I think giving him another chance but keeping an eye on things sounds like a good plan, unless you're at a stage where you don't want to risk wasting time as it were.

ChippingInMistressSteamMop · 08/03/2011 09:36

Lifeissweet - my reaction 'What? I'm not your bloody Mother - I want an equal not someone who needs 'educating' to be socially acceptable'.... but I suppose it depends how many of these 'issues' he has. If it's just this one and he's lovely in every other way I guess it's do-able, but make no mistake - any bloke who wont let his son play with a dust pan & brush is going to be fucking hard work to 're-educate' & that's without seriously wondering what his attitude is to actual housework, cooking, washing, ironing, changing nappies (if you are considering having DC with him).
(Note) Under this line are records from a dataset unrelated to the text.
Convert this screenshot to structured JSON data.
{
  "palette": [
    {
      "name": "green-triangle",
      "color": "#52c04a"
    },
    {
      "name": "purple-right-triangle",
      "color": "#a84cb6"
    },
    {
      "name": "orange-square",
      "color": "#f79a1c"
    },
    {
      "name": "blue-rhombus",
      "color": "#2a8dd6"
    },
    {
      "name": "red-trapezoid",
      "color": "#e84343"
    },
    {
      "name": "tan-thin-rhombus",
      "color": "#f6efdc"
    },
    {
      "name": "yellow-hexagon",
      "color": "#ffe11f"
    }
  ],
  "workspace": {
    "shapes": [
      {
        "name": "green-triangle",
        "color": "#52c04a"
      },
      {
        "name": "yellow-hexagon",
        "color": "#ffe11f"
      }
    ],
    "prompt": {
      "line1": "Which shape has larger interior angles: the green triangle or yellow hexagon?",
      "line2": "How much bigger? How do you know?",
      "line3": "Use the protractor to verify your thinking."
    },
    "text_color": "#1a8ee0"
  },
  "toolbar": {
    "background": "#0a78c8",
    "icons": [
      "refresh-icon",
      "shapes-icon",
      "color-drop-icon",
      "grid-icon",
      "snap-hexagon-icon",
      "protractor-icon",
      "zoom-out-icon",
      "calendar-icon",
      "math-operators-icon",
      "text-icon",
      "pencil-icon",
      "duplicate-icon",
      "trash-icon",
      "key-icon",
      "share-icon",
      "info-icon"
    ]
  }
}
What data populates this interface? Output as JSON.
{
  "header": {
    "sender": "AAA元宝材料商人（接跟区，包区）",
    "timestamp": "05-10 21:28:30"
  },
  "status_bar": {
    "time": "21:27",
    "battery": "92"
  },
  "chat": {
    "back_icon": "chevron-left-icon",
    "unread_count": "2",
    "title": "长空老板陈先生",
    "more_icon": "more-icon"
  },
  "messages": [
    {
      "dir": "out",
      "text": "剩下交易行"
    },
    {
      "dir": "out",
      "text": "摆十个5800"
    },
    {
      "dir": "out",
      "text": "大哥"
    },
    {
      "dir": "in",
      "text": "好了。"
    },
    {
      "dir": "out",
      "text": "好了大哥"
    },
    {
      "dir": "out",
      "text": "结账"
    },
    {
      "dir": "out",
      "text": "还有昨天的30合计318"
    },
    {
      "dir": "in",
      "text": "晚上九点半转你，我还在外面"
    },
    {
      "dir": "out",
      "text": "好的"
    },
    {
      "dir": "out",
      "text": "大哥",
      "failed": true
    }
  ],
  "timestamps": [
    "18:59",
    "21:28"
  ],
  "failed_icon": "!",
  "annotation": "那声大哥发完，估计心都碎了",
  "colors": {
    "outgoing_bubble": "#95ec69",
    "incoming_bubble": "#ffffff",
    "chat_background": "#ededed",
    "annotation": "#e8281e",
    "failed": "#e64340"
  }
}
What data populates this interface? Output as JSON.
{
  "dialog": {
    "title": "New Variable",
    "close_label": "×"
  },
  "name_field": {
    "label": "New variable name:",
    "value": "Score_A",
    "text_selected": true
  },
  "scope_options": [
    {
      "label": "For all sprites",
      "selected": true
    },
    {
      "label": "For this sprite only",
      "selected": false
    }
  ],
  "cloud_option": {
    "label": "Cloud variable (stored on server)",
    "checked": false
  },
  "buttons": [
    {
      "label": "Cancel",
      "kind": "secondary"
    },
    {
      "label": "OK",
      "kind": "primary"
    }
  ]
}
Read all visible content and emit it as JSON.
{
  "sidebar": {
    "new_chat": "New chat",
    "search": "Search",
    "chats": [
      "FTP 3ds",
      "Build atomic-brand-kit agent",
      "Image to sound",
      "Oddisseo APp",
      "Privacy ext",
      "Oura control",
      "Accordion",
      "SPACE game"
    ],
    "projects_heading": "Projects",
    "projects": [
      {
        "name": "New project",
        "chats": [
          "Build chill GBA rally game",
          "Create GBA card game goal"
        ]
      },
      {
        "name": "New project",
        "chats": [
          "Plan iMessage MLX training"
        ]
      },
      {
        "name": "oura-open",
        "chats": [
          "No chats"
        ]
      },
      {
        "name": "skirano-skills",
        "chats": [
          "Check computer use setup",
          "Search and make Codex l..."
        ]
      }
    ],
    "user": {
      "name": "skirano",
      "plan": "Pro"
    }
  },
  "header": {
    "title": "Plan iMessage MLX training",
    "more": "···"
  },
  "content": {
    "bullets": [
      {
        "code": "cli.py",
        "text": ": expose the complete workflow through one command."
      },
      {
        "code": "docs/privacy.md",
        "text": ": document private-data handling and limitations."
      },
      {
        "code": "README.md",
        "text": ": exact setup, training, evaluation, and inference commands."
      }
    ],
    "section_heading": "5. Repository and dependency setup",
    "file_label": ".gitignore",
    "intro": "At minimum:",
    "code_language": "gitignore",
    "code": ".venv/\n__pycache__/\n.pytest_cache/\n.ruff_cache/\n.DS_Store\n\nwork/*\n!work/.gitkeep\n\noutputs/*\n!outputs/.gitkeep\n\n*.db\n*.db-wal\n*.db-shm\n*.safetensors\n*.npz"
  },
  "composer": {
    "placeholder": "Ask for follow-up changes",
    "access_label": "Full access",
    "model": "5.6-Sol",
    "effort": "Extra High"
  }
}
Onetoomanycornettos · 08/03/2011 09:44

Agree, it does sound like a mother/son dynamic, not actually very attractive really.

Having said that, I have a good friend whose husband holds what I consider to be quite racist and sexist views which come out when he is drunk. She obviously manages to separate these away from his normal life and just says 'oh, there goes X' when he starts his drunken rambling. I, of course, am like a dog with a bone and feel I have to challenge them, she doesn't, it seems to work for them.

I guess it depends whether it is a core thing for you, and likely to affect your everyday life, or whether you can tolerate his different stance on these issues which he is open to changing.

I also think you are very unlikely to find someone who thinks exactly the same as you, plenty of my friends hold views I consider un-PC or to the left/right of my own political leanings. My husband feels differently to me about private education, the death penalty and so on.

He sounds quite open-minded about what you have said and quite reflective. I would keep an eye but carry on if he has lots of pluses.